Some people understand language as a way of thinking and ignore the obvious – language is a way of communicating. A recent study looks at the start of language in very young babies and shows the importance of communication. (Marno, H. et al. Can you see what I am talking about? Human speech triggers referential expectation in four-month-old infants. Sci. Rep. 5, 13594; doi: 10.1038/srep13594 (2015)) The researchers looked at infants’ ability to recognize that a word can refer to an object in the world but they also show the importance of the infants’ recognizing the act of communication.
The authors review what is known and it is an interesting list. “Human language is a special auditory stimulus for which infants show a unique sensitivity, compared to any other types of auditory stimuli. Various studies found that newborns are not only able to distinguish languages they never heard before based on their rhythmical characteristics, but they can also detect acoustic cues that signal word boundaries, discriminate words based on their patterns of lexical stress and distinguish content words from function words by detecting their different acoustic characteristics. Moreover, they can also recognize words with the same vowels after a 2 min delay. In fact, infants are more sensitive to the statistical and prosodic patterns of language than adults, which provides an explanation of why acquiring a second language is more difficult in adulthood than during infancy. In addition to this unique sensitivity to the characteristics of language, infants also show a particular preference for language, compared to other auditory stimuli. For example, infants at the age of 2-months, and even newborns prefer to listen to speech compared to non-speech stimuli, even if the non-speech stimuli retain many of the spectral and temporal properties of the speech signal. Thus, there is growing evidence that infants are born with a unique interest and sensitivity to process human language. … it might be that infants are receptive towards speech because they also understand that speech can communicate about something. More specifically, they might understand that speech can convey information about the surrounding world and that words can refer to specific entities. Indeed, without this understanding, they would have great difficulty to accept relations between objects and their labels, and thus language acquisition would become impossible.”
The experiments reported in the paper are designed to show whether infants (about 4 months old) understand that words can refer to objects in the world. They do show this, but also show that this depends on the infant recognizing the act of communication. The infant attends to eye-contact and when the face speaks language (not backward language or silent mimed language), the infant then appears to recognize it is being communicated with. Without the eye-contact or without the actual language, the infant does not assume an act of communication. Then the infant can go on to recognize that reference to something is what is being communicated. “… we suggest that during the perception of a direct eye-gaze, infants can recognize the communicative intention, even before they could assess the content of these intentions. Eye-gaze thus is able to establish a communicative context, which can direct the attention of the infant. However, we also suggest that while an infant-directed gaze acts as a communicative cue signaling that the infant was addressed by someone, additional cues are required to elicit the referential expectation of the infant (i.e. to understand that the speaker is talking about something). Following this, we propose that when the infant hears speech (without being able to actually understand the content of speech) and observes a person directly gazing at her/him (like in the Infant-directed gaze condition in our experiment), s/he will understand the communicative intention of the speaker (i.e. that s/he was addressed by the speaker), but s/he will still have to wait for additional referential cues to make an inference that the speaker is actually talking about something. This additional cue arrives when the direct eye contact is broken: the very moment when the speaker averts her gaze to a new direction, the infant will infer that some new and relevant information is being presented to her via the speech signals, and, as a consequence will be ready to seek this information.”

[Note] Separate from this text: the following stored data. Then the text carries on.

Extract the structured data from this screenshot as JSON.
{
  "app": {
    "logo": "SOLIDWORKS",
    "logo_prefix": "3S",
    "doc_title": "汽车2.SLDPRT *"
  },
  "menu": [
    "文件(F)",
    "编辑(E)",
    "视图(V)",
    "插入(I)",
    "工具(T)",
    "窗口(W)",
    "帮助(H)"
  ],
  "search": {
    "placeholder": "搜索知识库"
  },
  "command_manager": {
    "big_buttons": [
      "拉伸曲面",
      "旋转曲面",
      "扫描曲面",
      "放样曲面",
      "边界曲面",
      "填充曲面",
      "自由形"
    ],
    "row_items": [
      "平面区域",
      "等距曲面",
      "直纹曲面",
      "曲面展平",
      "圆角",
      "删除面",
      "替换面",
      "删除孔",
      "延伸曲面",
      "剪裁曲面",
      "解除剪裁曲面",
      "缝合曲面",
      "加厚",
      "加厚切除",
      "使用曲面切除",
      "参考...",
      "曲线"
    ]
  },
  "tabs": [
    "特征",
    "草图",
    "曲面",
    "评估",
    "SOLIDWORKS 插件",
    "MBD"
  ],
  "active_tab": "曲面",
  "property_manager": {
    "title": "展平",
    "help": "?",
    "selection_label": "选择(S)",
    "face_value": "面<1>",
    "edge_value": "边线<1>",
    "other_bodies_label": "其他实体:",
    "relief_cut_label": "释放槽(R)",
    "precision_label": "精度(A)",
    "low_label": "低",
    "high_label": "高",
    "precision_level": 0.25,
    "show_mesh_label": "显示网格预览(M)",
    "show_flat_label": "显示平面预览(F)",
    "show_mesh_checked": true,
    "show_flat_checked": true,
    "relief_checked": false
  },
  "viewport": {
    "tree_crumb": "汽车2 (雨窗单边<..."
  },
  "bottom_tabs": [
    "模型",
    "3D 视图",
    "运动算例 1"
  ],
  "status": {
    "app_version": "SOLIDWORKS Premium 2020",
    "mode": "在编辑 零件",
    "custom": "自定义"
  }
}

Language is about communication. Children learn language by communicating, for communicating.
Abstract: “ Infants’ sensitivity to selectively attend to human speech and to process it in a unique way has been widely reported in the past. However, in order to successfully acquire language, one should also understand that speech is a referential, and that words can stand for other entities in the world. While there has been some evidence showing that young infants can make inferences about the communicative intentions of a speaker, whether they would also appreciate the direct relationship between a specific word and its referent, is still unknown. In the present study we tested four-month-old infants to see whether they would expect to find a referent when they hear human speech. Our results showed that compared to other auditory stimuli or to silence, when infants were listening to speech they were more prepared to find some visual referents of the words, as signalled by their faster orienting towards the visual objects. Hence, our study is the first to report evidence that infants at a very young age already understand the referential relationship between auditory words and physical objects, thus show a precursor in appreciating the symbolic nature of language, even if they do not understand yet the meanings of words.”